Fig 13- Top 15 countries own 85% of the total global wealth.

Let’s also look at how wealth is distributed across countries. With the global wealth standing at $360 trillion, we observe that the US and China own $105 Trillion and $63.38 trillion of the overall global wealth, respectively — which is more than the collective wealth of the bottom 185 countries in the world. By themselves, the top 15 countries own approximately $304 (85%) trillion out of the total $360 trillion. Again, we see a clear pattern — the world’s wealth is bottled at the top end of the pyramid. 

Now let’s zoom in and look at wealth distribution in the fastest-growing major economy globally, i.e., India, and the wealthiest nation in the world, i.e., the US. 

Suppose we scale down India’s entire population (1.3 billion) to 1,000 people and its total wealth ($12.6 Trillion) to $10,000. In that case, we see that 500 people hold an average wealth per person of $0.56 (cents), 400 people have an average wealth of $5.75/person, and the top 100  people possess an average wealth of $74.3/person.


Fig 14- Wealth distribution in India.

In terms of percentages, the country’s bottom 50% of people own just 2.8% of the total wealth, 40% of people own 23% of the total wealth, and the top 10% own 74.3% of the overall wealth. Here too, the pattern is undeniable: The richest few possess most of India’s wealth. 

One would assume that the demon of inequality would spare the world’s most prosperous nation that owns almost one-third of global wealth, but if anything, wealth inequality is worse in the US. When we scale down the US’s total wealth ($105 Trillion) to $10,000 and the population (327 million) to 1,000 people, we find the same trends of wealth inequality. The top 100 Americans hold an average wealth of $69 per person, 400 Americans have an average wealth of $7.25, and the poorest 500 Americans possess an average wealth of $0.40 (cents) per person. In other words, the bottom 50% of the country’s population owns just 2% of its wealth, 40% of people own 29% of the total wealth, and the top 10% owns 69% of the country’s total wealth. 

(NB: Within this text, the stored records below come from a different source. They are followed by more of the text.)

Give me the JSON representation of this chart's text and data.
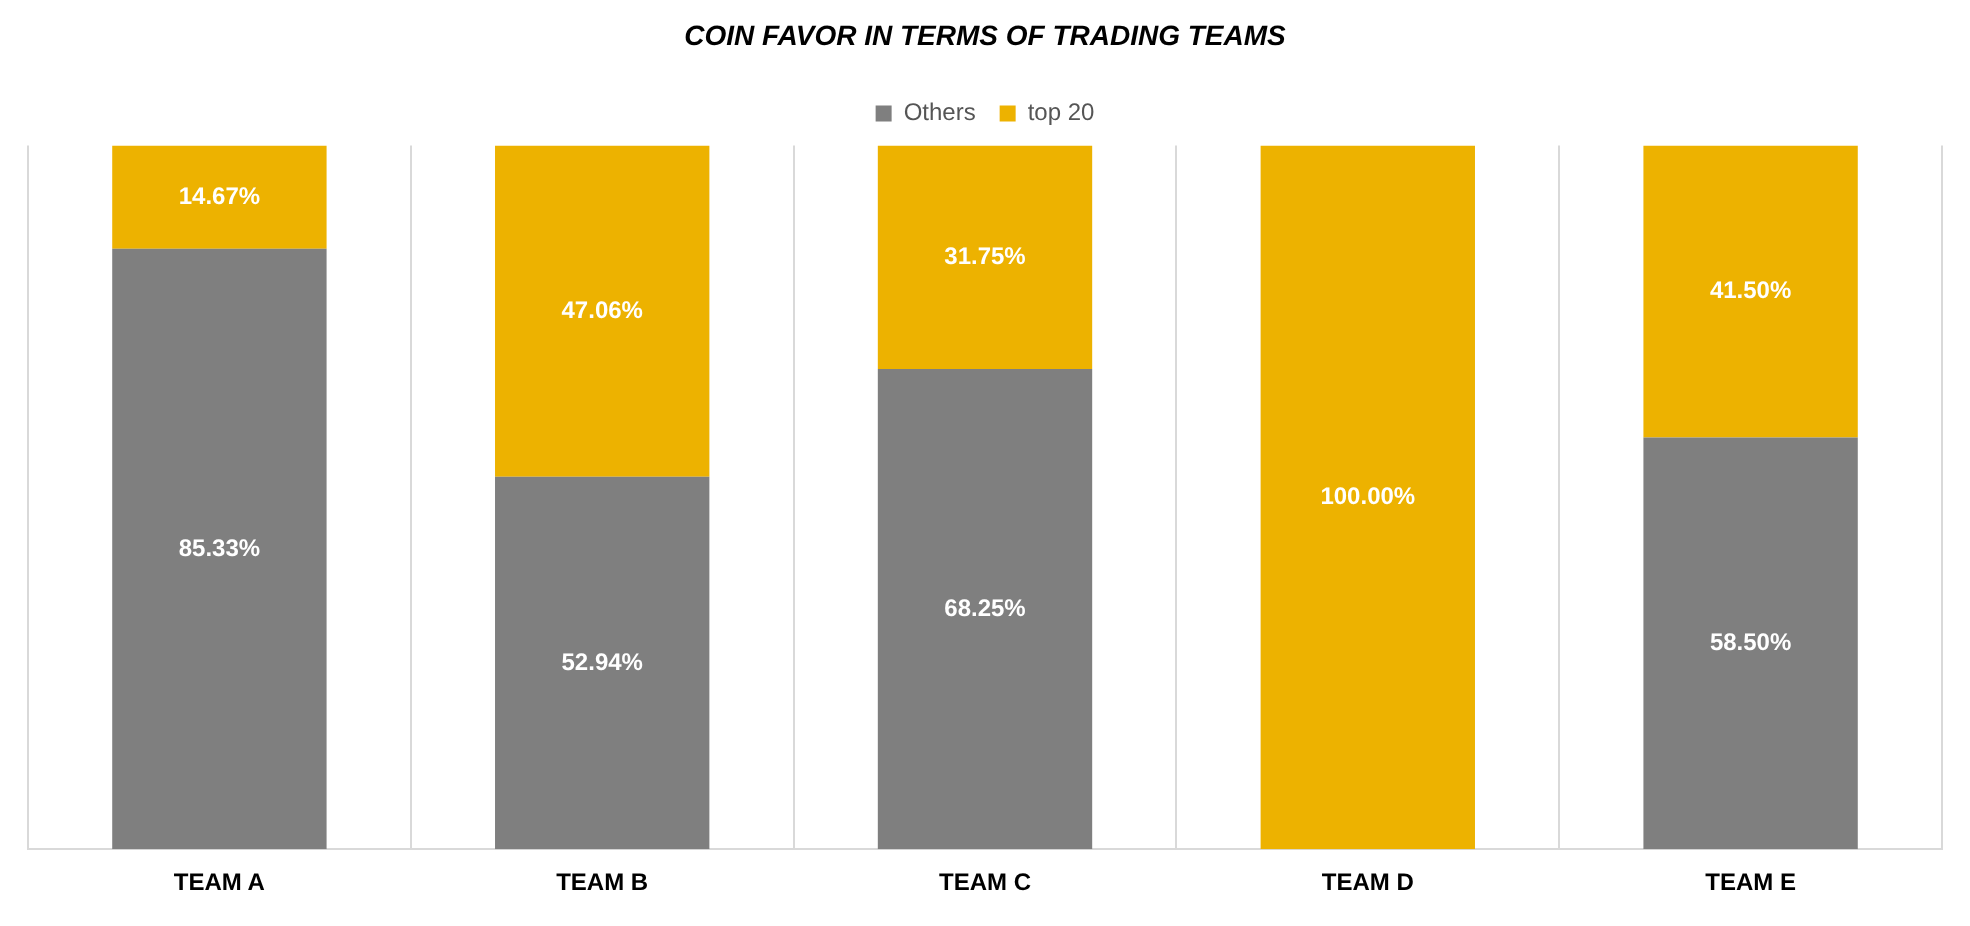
{
  "chart_data": {
    "type": "bar",
    "title": "COIN FAVOR IN TERMS OF TRADING TEAMS",
    "categories": [
      "TEAM A",
      "TEAM B",
      "TEAM C",
      "TEAM D",
      "TEAM E"
    ],
    "series": [
      {
        "name": "Others",
        "color": "#7f7f7f",
        "values": [
          85.33,
          52.94,
          68.25,
          0,
          58.5
        ],
        "value_labels": [
          "85.33%",
          "52.94%",
          "68.25%",
          null,
          "58.50%"
        ]
      },
      {
        "name": "top 20",
        "color": "#edb200",
        "values": [
          14.67,
          47.06,
          31.75,
          100,
          41.5
        ],
        "value_labels": [
          "14.67%",
          "47.06%",
          "31.75%",
          "100.00%",
          "41.50%"
        ]
      }
    ],
    "stacked": true,
    "ylim": [
      0,
      100
    ],
    "tick_labels": "x",
    "grid": "x",
    "legend": "top"
  }
}
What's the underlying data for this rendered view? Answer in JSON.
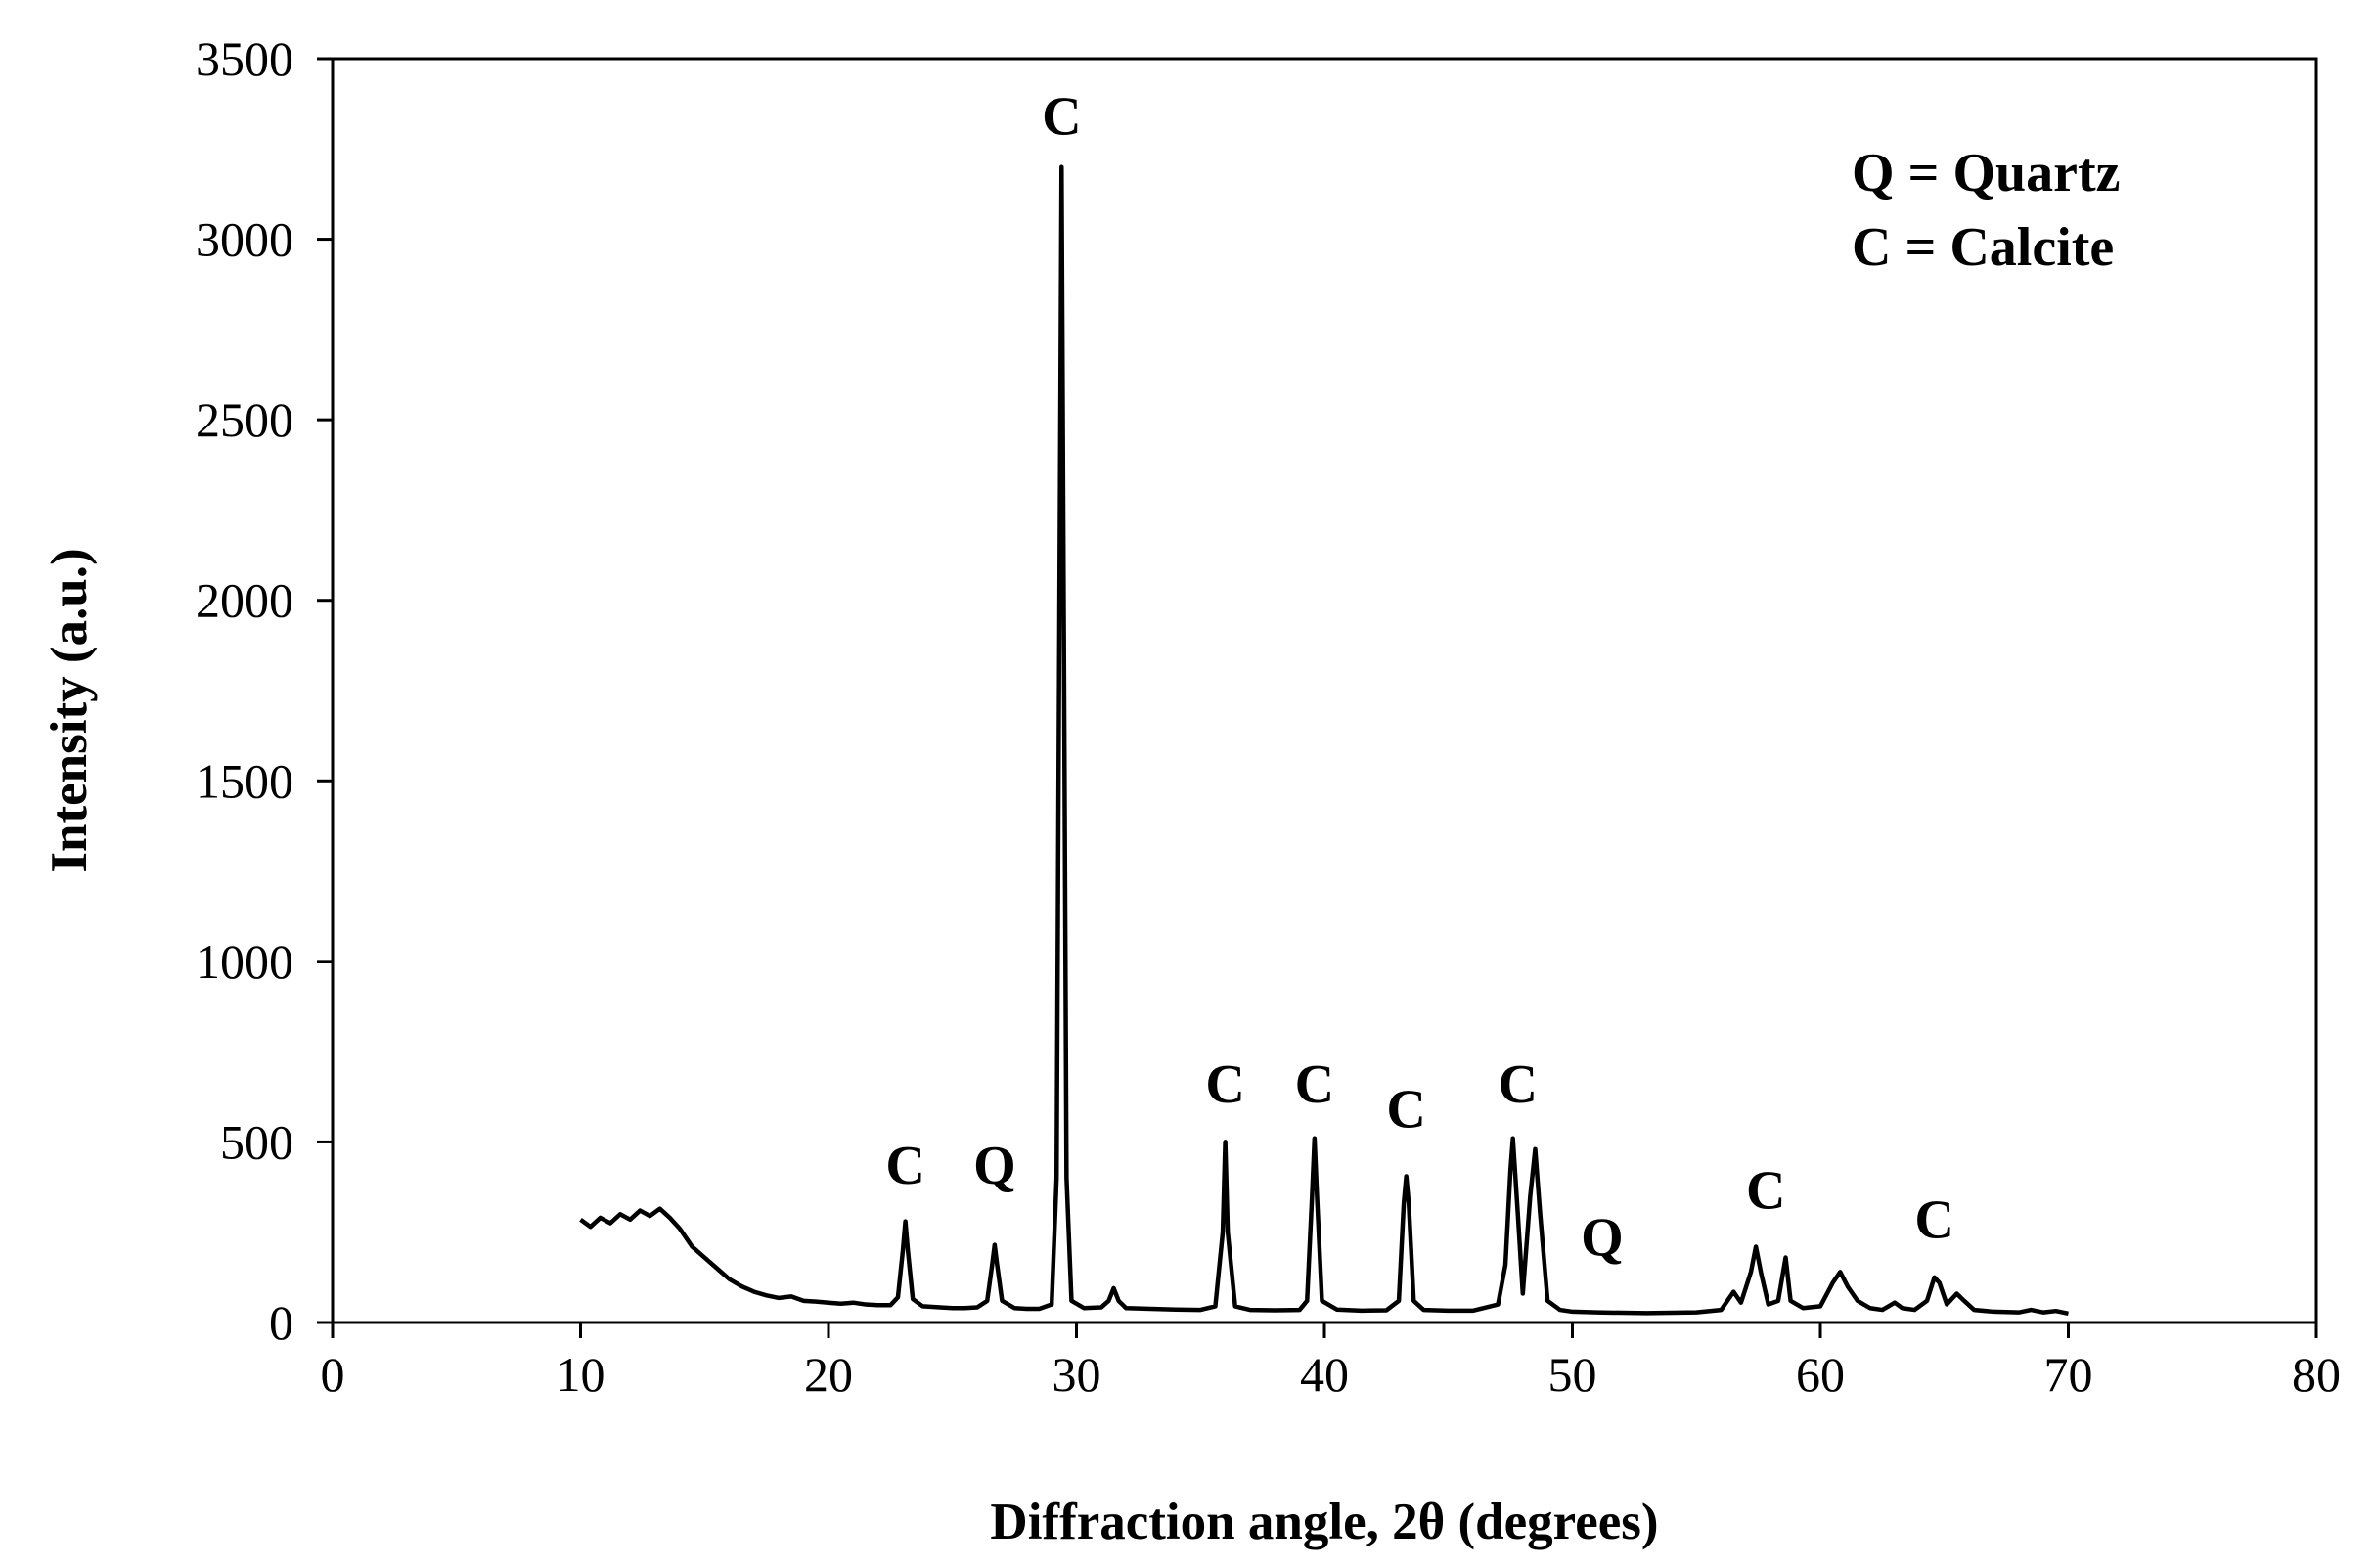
{
  "chart_data": {
    "type": "line",
    "xlabel": "Diffraction angle, 2θ (degrees)",
    "ylabel": "Intensity (a.u.)",
    "xlim": [
      0,
      80
    ],
    "ylim": [
      0,
      3500
    ],
    "x_ticks": [
      0,
      10,
      20,
      30,
      40,
      50,
      60,
      70,
      80
    ],
    "y_ticks": [
      0,
      500,
      1000,
      1500,
      2000,
      2500,
      3000,
      3500
    ],
    "grid": false,
    "legend_position": "top-right",
    "legend": [
      "Q = Quartz",
      "C = Calcite"
    ],
    "series": [
      {
        "color": "#000000",
        "points": [
          [
            10.0,
            285
          ],
          [
            10.4,
            265
          ],
          [
            10.8,
            290
          ],
          [
            11.2,
            275
          ],
          [
            11.6,
            300
          ],
          [
            12.0,
            285
          ],
          [
            12.4,
            310
          ],
          [
            12.8,
            295
          ],
          [
            13.2,
            315
          ],
          [
            13.6,
            290
          ],
          [
            14.0,
            260
          ],
          [
            14.5,
            210
          ],
          [
            15.0,
            180
          ],
          [
            15.5,
            150
          ],
          [
            16.0,
            120
          ],
          [
            16.5,
            100
          ],
          [
            17.0,
            85
          ],
          [
            17.5,
            75
          ],
          [
            18.0,
            68
          ],
          [
            18.5,
            72
          ],
          [
            19.0,
            60
          ],
          [
            19.5,
            58
          ],
          [
            20.0,
            55
          ],
          [
            20.5,
            52
          ],
          [
            21.0,
            55
          ],
          [
            21.5,
            50
          ],
          [
            22.0,
            48
          ],
          [
            22.5,
            48
          ],
          [
            22.8,
            70
          ],
          [
            23.0,
            200
          ],
          [
            23.1,
            280
          ],
          [
            23.2,
            200
          ],
          [
            23.4,
            65
          ],
          [
            23.8,
            45
          ],
          [
            24.5,
            42
          ],
          [
            25.0,
            40
          ],
          [
            25.5,
            40
          ],
          [
            26.0,
            42
          ],
          [
            26.4,
            60
          ],
          [
            26.6,
            160
          ],
          [
            26.7,
            215
          ],
          [
            26.8,
            160
          ],
          [
            27.0,
            60
          ],
          [
            27.5,
            40
          ],
          [
            28.0,
            38
          ],
          [
            28.5,
            38
          ],
          [
            29.0,
            50
          ],
          [
            29.2,
            400
          ],
          [
            29.3,
            1800
          ],
          [
            29.4,
            3200
          ],
          [
            29.5,
            1800
          ],
          [
            29.6,
            400
          ],
          [
            29.8,
            60
          ],
          [
            30.3,
            40
          ],
          [
            31.0,
            42
          ],
          [
            31.3,
            60
          ],
          [
            31.5,
            95
          ],
          [
            31.7,
            60
          ],
          [
            32.0,
            40
          ],
          [
            33.0,
            38
          ],
          [
            34.0,
            36
          ],
          [
            35.0,
            35
          ],
          [
            35.6,
            45
          ],
          [
            35.9,
            250
          ],
          [
            36.0,
            500
          ],
          [
            36.1,
            250
          ],
          [
            36.4,
            45
          ],
          [
            37.0,
            35
          ],
          [
            38.0,
            34
          ],
          [
            39.0,
            35
          ],
          [
            39.3,
            60
          ],
          [
            39.5,
            350
          ],
          [
            39.6,
            510
          ],
          [
            39.7,
            350
          ],
          [
            39.9,
            60
          ],
          [
            40.5,
            36
          ],
          [
            41.5,
            33
          ],
          [
            42.5,
            34
          ],
          [
            43.0,
            60
          ],
          [
            43.2,
            330
          ],
          [
            43.3,
            405
          ],
          [
            43.4,
            330
          ],
          [
            43.6,
            60
          ],
          [
            44.0,
            35
          ],
          [
            45.0,
            33
          ],
          [
            46.0,
            33
          ],
          [
            47.0,
            50
          ],
          [
            47.3,
            160
          ],
          [
            47.5,
            420
          ],
          [
            47.6,
            510
          ],
          [
            47.8,
            300
          ],
          [
            48.0,
            80
          ],
          [
            48.3,
            350
          ],
          [
            48.5,
            480
          ],
          [
            48.7,
            300
          ],
          [
            49.0,
            60
          ],
          [
            49.5,
            35
          ],
          [
            50.0,
            30
          ],
          [
            51.0,
            28
          ],
          [
            52.0,
            27
          ],
          [
            53.0,
            26
          ],
          [
            54.0,
            27
          ],
          [
            55.0,
            28
          ],
          [
            56.0,
            35
          ],
          [
            56.5,
            85
          ],
          [
            56.8,
            55
          ],
          [
            57.2,
            140
          ],
          [
            57.4,
            210
          ],
          [
            57.6,
            140
          ],
          [
            57.9,
            50
          ],
          [
            58.3,
            60
          ],
          [
            58.6,
            180
          ],
          [
            58.8,
            60
          ],
          [
            59.3,
            40
          ],
          [
            60.0,
            45
          ],
          [
            60.5,
            110
          ],
          [
            60.8,
            140
          ],
          [
            61.1,
            100
          ],
          [
            61.5,
            60
          ],
          [
            62.0,
            40
          ],
          [
            62.5,
            35
          ],
          [
            63.0,
            55
          ],
          [
            63.3,
            40
          ],
          [
            63.8,
            35
          ],
          [
            64.3,
            60
          ],
          [
            64.6,
            125
          ],
          [
            64.8,
            110
          ],
          [
            65.1,
            50
          ],
          [
            65.5,
            80
          ],
          [
            65.8,
            60
          ],
          [
            66.2,
            35
          ],
          [
            67.0,
            30
          ],
          [
            68.0,
            28
          ],
          [
            68.5,
            35
          ],
          [
            69.0,
            28
          ],
          [
            69.5,
            32
          ],
          [
            70.0,
            25
          ]
        ]
      }
    ],
    "annotations": [
      {
        "text": "C",
        "x": 23.1,
        "y": 385
      },
      {
        "text": "Q",
        "x": 26.7,
        "y": 385
      },
      {
        "text": "C",
        "x": 29.4,
        "y": 3290
      },
      {
        "text": "C",
        "x": 36.0,
        "y": 610
      },
      {
        "text": "C",
        "x": 39.6,
        "y": 610
      },
      {
        "text": "C",
        "x": 43.3,
        "y": 540
      },
      {
        "text": "C",
        "x": 47.8,
        "y": 610
      },
      {
        "text": "Q",
        "x": 51.2,
        "y": 185
      },
      {
        "text": "C",
        "x": 57.8,
        "y": 315
      },
      {
        "text": "C",
        "x": 64.6,
        "y": 235
      }
    ]
  }
}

Fig 15- Wealth distribution in the USA.


The data reveals a grim reality: the rich are getting disproportionately wealthier, and the poor are getting relatively poorer. To decrease this widening gap between the rich and the poor, capitalism and the free enterprise system must work to address the inequality problem. In the current world scenario, inequality is the legacy of systematic oppression embedded in society through patriarchy, gaps in access to technology, racism, colonialism, and many other forms of injustices. These socio-economic structures perpetuate a lack of access to opportunities for the people at the bottom of the income pyramid. In such a world, there are bound to be social, political, racial, and gender injustices.